Basically correct, PWiz, but the treatment of limits needs to be improved. You're actually taking the $k$-limit first, when calculating $\psi'$, so it's not meaningful to have this limit at the outside.

Instead, I would suggest this: For $h$ and $k$ both $\neq 0$ and sufficiently small, begin with $\frac {f(x+h,y+k) - f(x,y+k) - f(x+h,y) + f(x,y)}{hk}$ and rewrite this in essentially the same way you already did, using $\psi$ and two applications of the Mean Value Theorem, but no limits at this stage, to obtain $f_{yx}(c,d)$, for some $c$ between $x$ and $x+h$ and some $d$ between $y$ and $y+k$. Taking the limit and using the continuity of $f_{yx}$ at $(x,y)$ we obtain that the first quotient tends to $f_{yx}(x,y)$ as $(h,k) \to (0,0)$.
By a similar calculation, the first quotient also tends to $f_{xy}(x,y)$, so the two mixed derivatives are equal at $(x,y)$.

13. Nov 16, 2015

### PWiz

Um, I'm just using the mean value theorem by stating that $\frac{ψ(y+k) - ψ(y)}{k} = ψ'(u)$ for some $u$ in the open interval $(y,y+k)$. I'm not taking any limit here.

14. Nov 17, 2015

### Erland

You're right. I was unclear. What I meant was that the derivative $\psi'(c)$ is itself a limit, of a function of $y$, and then there is no point in later taking the $k$-limit, which is associated to the variable $y$, since the expression to which you apply this limit does not depend upon $y$.
I know I wrote "no limits at this stage" in my reply, but since I tell you to use the mean value theorem, the same remark applies to this, so I didn't express it in an entirely consistent way. On the other hand, I do tell you not to take a $k$-limit later.

15. Nov 17, 2015

### PWiz

I'm afraid this no clearer to me than before. Can you explicitly show what you mean?

16. Nov 17, 2015

### Erland

Sorry PWiz, it seems that I have not been thinking clearly...

17. Nov 18, 2015

### geoffrey159

From the demo I read :

Set
$\phi(t) = f(x+th,y+k) - f(x+th,y)$
and
$\psi(t) = f(x+h, y+tk) - f(x,y+tk)$

Since these two functions are ${\cal C}^1([0,1])$, the mean value theorem says there exists $\alpha,\beta\in[0,1]$ such that
$\phi(1) - \phi(0)= \phi'(\alpha)$ and $\psi(1) - \psi(0) = \psi'(\beta)$.

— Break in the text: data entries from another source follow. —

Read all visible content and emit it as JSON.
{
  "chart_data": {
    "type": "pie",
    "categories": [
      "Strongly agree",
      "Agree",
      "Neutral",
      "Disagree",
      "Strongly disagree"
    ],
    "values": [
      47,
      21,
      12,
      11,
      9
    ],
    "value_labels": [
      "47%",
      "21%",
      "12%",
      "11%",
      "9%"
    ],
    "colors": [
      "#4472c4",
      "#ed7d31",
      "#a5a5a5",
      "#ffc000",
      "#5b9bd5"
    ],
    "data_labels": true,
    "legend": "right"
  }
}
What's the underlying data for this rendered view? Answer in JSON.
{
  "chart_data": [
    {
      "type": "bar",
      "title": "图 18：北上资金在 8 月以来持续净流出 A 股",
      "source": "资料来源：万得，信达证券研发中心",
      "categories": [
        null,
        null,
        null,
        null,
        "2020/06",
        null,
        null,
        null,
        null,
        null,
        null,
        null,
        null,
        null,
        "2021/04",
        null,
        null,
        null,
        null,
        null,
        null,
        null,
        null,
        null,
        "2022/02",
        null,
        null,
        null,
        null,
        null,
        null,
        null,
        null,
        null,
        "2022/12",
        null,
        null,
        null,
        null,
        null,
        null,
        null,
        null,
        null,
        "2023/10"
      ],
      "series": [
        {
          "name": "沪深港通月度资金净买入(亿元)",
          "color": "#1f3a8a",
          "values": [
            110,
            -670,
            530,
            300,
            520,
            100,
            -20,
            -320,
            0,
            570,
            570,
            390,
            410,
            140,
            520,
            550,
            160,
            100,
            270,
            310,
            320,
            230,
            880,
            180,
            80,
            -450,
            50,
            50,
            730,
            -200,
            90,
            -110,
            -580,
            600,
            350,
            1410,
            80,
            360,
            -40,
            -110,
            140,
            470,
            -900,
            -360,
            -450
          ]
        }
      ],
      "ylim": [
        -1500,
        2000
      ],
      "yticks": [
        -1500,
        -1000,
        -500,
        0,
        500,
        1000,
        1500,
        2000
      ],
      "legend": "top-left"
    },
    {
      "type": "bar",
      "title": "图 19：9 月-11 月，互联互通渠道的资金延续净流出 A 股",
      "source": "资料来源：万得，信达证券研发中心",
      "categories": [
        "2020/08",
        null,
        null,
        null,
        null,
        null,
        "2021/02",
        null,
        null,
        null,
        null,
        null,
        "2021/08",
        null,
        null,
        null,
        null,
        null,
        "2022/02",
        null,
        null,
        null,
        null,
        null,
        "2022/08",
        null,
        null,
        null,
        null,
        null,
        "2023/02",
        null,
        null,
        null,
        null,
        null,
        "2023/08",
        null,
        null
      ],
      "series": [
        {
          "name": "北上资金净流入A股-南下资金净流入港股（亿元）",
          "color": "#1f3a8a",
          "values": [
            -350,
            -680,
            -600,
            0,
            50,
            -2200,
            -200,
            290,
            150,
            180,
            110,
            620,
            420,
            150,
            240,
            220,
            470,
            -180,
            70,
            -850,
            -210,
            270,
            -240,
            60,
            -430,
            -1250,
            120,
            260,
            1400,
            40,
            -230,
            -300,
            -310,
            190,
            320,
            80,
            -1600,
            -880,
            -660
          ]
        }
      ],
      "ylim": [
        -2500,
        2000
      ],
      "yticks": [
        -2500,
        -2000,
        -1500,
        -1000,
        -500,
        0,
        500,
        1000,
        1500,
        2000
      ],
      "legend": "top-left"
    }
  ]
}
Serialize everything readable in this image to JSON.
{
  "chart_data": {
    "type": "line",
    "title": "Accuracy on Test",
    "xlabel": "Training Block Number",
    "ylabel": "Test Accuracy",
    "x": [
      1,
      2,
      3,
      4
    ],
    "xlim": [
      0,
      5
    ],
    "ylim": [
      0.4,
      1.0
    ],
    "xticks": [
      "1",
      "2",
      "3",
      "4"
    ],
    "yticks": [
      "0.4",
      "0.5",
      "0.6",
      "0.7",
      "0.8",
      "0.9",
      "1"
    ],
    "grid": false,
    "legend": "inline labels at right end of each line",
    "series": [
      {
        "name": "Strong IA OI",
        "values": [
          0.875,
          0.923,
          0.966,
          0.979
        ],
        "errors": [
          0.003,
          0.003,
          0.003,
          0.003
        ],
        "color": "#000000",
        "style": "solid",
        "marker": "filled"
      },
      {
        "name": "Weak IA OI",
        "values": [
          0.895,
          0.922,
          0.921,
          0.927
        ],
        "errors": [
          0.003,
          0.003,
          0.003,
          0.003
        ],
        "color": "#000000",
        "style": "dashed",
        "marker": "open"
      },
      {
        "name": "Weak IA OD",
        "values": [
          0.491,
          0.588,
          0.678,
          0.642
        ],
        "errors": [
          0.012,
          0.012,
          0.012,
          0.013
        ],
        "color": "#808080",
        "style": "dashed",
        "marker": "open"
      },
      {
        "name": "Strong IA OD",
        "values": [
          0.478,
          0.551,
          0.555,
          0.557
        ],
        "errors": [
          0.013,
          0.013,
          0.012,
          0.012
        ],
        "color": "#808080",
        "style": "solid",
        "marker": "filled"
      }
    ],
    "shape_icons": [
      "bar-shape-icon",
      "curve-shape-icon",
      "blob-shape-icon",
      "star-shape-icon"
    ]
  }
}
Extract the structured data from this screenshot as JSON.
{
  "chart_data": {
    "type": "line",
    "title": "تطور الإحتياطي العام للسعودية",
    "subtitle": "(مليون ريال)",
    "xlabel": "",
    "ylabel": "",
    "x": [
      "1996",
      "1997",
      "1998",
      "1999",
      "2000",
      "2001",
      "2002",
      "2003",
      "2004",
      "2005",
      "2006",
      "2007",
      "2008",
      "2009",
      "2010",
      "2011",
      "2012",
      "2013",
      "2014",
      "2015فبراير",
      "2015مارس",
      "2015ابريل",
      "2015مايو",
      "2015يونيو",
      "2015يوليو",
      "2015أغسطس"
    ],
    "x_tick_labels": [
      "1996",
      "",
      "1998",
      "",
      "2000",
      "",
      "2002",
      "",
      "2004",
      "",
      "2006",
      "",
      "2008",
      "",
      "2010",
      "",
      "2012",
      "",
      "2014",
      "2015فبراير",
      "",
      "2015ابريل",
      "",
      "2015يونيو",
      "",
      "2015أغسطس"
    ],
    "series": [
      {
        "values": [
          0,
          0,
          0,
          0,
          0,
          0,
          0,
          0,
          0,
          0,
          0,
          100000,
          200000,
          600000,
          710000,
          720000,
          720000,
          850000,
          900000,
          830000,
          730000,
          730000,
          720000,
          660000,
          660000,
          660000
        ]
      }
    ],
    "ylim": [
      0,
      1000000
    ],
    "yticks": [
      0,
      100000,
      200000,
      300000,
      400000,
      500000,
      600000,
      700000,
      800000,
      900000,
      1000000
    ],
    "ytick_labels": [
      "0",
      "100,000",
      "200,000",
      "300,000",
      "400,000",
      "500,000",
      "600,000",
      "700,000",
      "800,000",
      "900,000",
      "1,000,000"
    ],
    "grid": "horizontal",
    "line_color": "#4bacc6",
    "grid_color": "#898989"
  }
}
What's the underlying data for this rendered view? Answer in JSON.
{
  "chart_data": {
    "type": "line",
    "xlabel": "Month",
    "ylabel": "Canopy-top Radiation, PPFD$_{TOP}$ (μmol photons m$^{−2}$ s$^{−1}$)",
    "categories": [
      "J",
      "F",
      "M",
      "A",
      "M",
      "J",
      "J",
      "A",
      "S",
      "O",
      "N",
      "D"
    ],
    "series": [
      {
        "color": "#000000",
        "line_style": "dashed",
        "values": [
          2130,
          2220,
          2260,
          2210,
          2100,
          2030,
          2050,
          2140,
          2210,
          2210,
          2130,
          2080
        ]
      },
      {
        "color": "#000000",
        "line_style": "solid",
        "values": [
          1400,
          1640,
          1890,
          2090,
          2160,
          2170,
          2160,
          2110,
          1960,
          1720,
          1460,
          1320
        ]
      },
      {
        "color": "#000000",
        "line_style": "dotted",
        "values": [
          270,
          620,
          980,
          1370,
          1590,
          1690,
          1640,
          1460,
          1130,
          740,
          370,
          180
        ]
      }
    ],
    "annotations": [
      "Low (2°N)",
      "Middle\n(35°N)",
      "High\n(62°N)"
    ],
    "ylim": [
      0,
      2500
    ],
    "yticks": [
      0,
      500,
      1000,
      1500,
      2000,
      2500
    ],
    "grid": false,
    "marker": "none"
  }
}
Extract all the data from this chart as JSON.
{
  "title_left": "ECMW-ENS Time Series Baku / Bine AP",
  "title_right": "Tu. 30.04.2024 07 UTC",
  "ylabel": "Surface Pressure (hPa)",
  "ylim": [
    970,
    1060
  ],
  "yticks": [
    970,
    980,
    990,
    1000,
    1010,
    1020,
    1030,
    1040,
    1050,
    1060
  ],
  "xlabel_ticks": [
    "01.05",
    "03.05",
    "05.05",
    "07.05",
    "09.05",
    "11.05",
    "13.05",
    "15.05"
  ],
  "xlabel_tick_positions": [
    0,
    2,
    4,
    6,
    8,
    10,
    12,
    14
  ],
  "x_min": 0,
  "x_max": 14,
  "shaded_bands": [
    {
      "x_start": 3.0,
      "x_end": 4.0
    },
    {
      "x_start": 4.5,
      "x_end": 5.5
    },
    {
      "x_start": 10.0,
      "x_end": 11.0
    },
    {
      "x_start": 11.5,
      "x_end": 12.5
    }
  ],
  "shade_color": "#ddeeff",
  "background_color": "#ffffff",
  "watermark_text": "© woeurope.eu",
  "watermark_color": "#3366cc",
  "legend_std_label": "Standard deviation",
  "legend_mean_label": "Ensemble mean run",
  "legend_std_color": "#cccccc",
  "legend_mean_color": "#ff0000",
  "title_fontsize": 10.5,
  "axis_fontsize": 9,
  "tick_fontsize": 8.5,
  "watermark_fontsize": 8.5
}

Adapt this idea to show that there exists two functions $\tilde \phi$ and $\tilde \psi$ and $\alpha_1,\beta_1 \in [0,1]$ such that
$\phi(1) - \phi(0) = h ( \tilde \phi(1) - \tilde \phi(0) ) = hk f_{xy} (x+\alpha h, y+ \alpha_1 k)$
and
$\psi(1) - \psi(0) = k ( \tilde \psi(1) - \tilde \psi(0) ) = hk f_{yx} (x+ \beta_1 h, y+\beta k)$

You can now conclude by continuity of the mixed partial derivatives at $(x,y)$ and uniqueness of the limit.